Fuller’s recently took over this cherished little bolthole near Trafalgar Square, but the Chiswick brewer sensibly hasn’t messed about with the Camra multi-award winner. Real cider from an impressive bunch of independent producers remains a real draw. Fridges are packed with a regularly changing batch of bag-in-box ciders: often something from Millwhites, London Glider (perry as well as cider) and Orchard Pig (Philosopher, perhaps). Despite the great choice (around eight at any one time), your cider is unlikely to have been hanging around for long: ‘We get through two to three boxes a day,’ our bartender told us.
Since a 2009 refit rescued it from abandonment, Howl has gained Camra plaudits for its local ales while also attracting Hoxton’s hyper-hip. (Did the two crowds meet with a mutual ‘nice beard’?) Arctic Monkeys shot the video to ‘Why’d You Only Call Me When You’re High?’ here last year. Perhaps they’d been imbibing bag-in-box Happy Daze (by Gwynt Y Ddraig) or Crazy Goat (brewed in Frome by Lilleys). Sandford’s Devon Red (4.5 percent abv) is a keg alternative. The music’s good too.
London’s craft beers and real ales get a good outing at the Butchers, which gained vim and vigour from a bare-boards-and-brick refurb a few years ago. The fruits of the orchard aren’t neglected, mind, with Sandford’s Pear Shaped (a hefty perry at 7 percent abv), Hallets’ National Treasure (a sweet cider from Wales) and various of Hogan’s admirable output all on draught recently, backed up by kegs from the likes of Thistly Cross and a roster of bottles.
The enthusiasts who run this friendly, hip bar source ciders directly from producers. One intrepid traveller made the trip from The Miller’s gritty, council-estate locality to a rural idyll in Hewish, Somerset, returning with a barrel of Ben Crossman’s Prime Farmhouse cider. Another recent outing to the same county resulted in a supply of Heck’s cider from Middle Leigh. The oft-changing choice might also include ranges from Cornish Orchard or Burrow Hill. Local craft beers and real ales are much in evidence too, and there’s a music venue upstairs.
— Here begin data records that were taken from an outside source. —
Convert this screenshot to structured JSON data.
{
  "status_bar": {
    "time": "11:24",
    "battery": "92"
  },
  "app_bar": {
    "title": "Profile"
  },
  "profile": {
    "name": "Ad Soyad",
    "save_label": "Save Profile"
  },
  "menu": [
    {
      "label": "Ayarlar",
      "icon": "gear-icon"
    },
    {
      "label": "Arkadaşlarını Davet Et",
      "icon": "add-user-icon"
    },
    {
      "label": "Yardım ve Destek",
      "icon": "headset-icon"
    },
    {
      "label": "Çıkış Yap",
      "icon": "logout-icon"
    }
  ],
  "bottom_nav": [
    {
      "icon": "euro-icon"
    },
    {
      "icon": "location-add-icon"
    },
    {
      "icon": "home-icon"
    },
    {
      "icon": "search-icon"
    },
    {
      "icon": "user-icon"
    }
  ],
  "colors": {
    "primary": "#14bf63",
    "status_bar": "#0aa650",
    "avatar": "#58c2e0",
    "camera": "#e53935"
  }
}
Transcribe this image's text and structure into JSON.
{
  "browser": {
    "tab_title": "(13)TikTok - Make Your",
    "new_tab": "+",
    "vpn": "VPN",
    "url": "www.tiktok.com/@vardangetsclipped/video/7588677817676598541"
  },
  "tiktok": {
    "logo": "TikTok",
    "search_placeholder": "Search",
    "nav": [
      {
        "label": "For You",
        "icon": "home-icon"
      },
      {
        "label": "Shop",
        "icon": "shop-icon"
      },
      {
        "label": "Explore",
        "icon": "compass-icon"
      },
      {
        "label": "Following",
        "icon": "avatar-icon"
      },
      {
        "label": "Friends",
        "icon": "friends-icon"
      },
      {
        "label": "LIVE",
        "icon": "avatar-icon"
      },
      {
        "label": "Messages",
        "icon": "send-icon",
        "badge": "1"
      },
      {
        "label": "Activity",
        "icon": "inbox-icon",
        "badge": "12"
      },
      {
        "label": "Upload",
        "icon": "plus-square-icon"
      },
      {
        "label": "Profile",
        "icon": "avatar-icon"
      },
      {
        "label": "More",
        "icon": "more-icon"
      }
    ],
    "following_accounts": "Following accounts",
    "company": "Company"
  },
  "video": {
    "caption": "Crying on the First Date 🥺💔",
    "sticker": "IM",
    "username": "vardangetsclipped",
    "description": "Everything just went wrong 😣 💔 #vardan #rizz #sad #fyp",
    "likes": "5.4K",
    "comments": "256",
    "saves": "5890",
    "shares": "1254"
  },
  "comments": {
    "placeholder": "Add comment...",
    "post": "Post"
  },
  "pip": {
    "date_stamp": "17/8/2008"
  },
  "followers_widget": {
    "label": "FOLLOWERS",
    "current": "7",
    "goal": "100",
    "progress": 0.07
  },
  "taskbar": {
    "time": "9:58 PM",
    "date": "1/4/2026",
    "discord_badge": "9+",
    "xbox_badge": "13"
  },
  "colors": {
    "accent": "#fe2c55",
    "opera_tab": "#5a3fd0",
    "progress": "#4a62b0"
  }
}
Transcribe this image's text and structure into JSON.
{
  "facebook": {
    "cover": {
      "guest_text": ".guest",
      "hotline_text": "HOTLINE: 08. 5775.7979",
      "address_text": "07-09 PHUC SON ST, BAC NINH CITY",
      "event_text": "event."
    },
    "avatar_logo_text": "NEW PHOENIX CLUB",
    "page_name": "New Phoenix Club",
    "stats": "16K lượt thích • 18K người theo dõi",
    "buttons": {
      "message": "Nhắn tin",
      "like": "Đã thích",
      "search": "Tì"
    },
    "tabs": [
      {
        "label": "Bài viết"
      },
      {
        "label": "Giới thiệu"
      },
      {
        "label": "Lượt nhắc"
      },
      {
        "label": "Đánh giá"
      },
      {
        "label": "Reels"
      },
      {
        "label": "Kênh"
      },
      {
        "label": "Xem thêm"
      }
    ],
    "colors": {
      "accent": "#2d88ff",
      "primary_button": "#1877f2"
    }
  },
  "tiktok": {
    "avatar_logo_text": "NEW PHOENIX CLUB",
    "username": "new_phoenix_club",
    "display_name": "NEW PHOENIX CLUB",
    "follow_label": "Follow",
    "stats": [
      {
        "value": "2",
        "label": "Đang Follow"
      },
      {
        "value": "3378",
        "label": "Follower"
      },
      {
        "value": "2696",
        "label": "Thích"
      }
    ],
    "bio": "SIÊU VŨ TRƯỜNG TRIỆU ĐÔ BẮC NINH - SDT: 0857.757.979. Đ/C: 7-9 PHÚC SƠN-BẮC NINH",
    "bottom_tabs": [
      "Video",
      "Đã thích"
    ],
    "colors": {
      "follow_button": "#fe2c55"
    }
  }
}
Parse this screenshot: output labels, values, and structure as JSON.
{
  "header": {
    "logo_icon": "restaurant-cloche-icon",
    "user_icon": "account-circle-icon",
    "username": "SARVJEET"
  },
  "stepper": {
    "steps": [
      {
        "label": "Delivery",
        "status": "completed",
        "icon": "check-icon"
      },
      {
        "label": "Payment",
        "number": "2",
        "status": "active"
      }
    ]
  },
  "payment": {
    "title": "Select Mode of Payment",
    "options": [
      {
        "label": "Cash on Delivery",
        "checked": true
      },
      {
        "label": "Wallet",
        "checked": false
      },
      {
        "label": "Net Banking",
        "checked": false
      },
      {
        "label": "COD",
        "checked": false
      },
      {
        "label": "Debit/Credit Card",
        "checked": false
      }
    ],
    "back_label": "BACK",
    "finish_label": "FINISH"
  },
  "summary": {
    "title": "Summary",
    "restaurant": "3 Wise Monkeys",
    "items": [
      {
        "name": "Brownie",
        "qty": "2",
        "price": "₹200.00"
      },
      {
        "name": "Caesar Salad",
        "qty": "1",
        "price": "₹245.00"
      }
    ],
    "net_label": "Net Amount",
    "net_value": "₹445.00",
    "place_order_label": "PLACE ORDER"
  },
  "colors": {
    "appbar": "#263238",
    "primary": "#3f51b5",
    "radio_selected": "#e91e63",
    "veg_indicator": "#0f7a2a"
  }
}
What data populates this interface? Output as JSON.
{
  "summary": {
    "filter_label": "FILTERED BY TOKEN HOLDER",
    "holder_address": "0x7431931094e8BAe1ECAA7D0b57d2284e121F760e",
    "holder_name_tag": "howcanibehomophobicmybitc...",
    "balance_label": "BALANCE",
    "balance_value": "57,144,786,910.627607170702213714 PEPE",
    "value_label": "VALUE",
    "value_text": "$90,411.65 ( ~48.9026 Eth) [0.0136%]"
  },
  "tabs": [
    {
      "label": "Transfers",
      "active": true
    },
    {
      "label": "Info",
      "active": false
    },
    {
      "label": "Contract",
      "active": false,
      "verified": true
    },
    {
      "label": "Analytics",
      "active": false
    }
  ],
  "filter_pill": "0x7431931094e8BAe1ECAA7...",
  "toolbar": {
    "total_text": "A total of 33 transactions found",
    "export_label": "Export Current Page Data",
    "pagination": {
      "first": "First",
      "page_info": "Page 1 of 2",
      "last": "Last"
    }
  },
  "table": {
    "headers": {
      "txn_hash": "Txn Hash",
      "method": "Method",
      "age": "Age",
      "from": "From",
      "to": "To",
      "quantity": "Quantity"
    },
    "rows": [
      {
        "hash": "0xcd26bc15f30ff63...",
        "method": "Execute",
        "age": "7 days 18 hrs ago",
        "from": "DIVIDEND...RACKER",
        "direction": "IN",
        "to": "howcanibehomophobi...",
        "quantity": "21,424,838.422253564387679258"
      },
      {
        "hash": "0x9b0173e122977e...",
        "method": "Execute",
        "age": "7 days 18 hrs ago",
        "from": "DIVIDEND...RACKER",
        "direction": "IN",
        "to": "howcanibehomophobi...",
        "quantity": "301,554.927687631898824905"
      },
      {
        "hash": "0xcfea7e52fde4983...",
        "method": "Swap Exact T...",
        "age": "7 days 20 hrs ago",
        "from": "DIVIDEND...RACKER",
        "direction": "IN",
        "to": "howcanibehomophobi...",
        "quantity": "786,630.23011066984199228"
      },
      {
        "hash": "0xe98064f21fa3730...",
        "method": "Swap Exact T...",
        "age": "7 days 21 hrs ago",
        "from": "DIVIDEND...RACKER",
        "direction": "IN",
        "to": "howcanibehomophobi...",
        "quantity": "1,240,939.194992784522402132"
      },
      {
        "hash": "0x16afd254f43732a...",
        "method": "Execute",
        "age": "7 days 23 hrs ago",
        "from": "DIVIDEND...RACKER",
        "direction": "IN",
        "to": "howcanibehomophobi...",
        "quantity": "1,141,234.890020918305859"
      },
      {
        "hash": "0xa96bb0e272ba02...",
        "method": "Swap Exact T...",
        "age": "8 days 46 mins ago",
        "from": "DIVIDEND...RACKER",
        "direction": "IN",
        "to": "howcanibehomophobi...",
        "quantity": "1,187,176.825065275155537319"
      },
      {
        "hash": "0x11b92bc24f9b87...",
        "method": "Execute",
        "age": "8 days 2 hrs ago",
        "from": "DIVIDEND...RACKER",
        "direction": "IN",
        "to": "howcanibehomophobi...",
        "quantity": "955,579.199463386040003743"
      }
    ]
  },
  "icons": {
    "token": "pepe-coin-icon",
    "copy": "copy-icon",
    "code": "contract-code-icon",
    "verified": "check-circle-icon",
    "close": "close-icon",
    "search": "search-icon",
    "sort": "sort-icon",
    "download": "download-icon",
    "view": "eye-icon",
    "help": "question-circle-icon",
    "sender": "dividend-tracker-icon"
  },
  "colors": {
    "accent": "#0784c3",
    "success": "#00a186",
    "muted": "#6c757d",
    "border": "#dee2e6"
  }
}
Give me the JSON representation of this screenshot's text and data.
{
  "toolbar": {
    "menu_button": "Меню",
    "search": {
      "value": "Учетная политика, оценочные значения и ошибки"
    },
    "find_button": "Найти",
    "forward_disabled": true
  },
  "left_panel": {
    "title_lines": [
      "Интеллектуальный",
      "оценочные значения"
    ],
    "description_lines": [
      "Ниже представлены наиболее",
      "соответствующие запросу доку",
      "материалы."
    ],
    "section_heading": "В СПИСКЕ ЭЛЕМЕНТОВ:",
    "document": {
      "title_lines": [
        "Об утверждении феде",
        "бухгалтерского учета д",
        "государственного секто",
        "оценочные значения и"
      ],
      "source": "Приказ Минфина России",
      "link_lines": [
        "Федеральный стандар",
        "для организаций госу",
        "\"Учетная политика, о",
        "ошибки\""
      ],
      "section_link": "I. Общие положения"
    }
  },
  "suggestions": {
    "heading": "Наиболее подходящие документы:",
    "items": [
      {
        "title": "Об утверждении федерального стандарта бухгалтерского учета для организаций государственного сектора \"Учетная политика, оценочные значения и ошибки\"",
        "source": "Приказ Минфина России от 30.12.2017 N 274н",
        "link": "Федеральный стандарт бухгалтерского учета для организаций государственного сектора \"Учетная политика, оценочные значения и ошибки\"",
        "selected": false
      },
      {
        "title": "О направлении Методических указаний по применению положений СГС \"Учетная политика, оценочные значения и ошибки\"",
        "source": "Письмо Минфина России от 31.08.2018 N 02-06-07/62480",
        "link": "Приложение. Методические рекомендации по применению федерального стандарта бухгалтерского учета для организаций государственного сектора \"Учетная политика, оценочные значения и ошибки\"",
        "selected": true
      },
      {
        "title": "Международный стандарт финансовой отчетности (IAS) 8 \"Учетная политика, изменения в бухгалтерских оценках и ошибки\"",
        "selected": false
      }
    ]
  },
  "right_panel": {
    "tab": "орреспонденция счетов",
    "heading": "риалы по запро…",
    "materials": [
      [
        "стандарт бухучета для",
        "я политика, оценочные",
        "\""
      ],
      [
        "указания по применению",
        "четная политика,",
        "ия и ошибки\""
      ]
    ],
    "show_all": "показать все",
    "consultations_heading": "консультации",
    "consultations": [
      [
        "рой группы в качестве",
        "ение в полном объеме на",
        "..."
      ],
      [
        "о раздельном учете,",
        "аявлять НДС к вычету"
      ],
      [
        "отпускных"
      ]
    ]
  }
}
An antidote to gastropub flummery, the wonderful Southampton Arms harks back to the brown-hued, ‘fancy a pork pie?’ days of the 1940s. Basic decor and an array of real ales from worthy independent breweries continue the theme, as does the fast-changing choice of eight real ciders, hand-drawn from the cellar. You won’t find fizzy stuff bastardised by kiwi fruit or whatnot here – just still, pure cider from the likes of Gwatkin, Gwynt Y Ddraig and Wilkins. And don’t even think of paying by card: it’s cash only here.
Since its rescue by the owners of Highgate’s Red Lion & Sun in 2013, the Wenlock has been doing good business, with fermented apple juice at its core. A total of six ciders are on draught – the likes of Slack Alice (medium, with a slightly tart finish, 4.6 percent abv) and Lily the Pink (both from Celtic Marches), and Skyborry from Wales as well as Breton cider on keg. Some of the booth seating may have gone, and a new back room has been opened, but this remains a no-frills drinkers’ haven.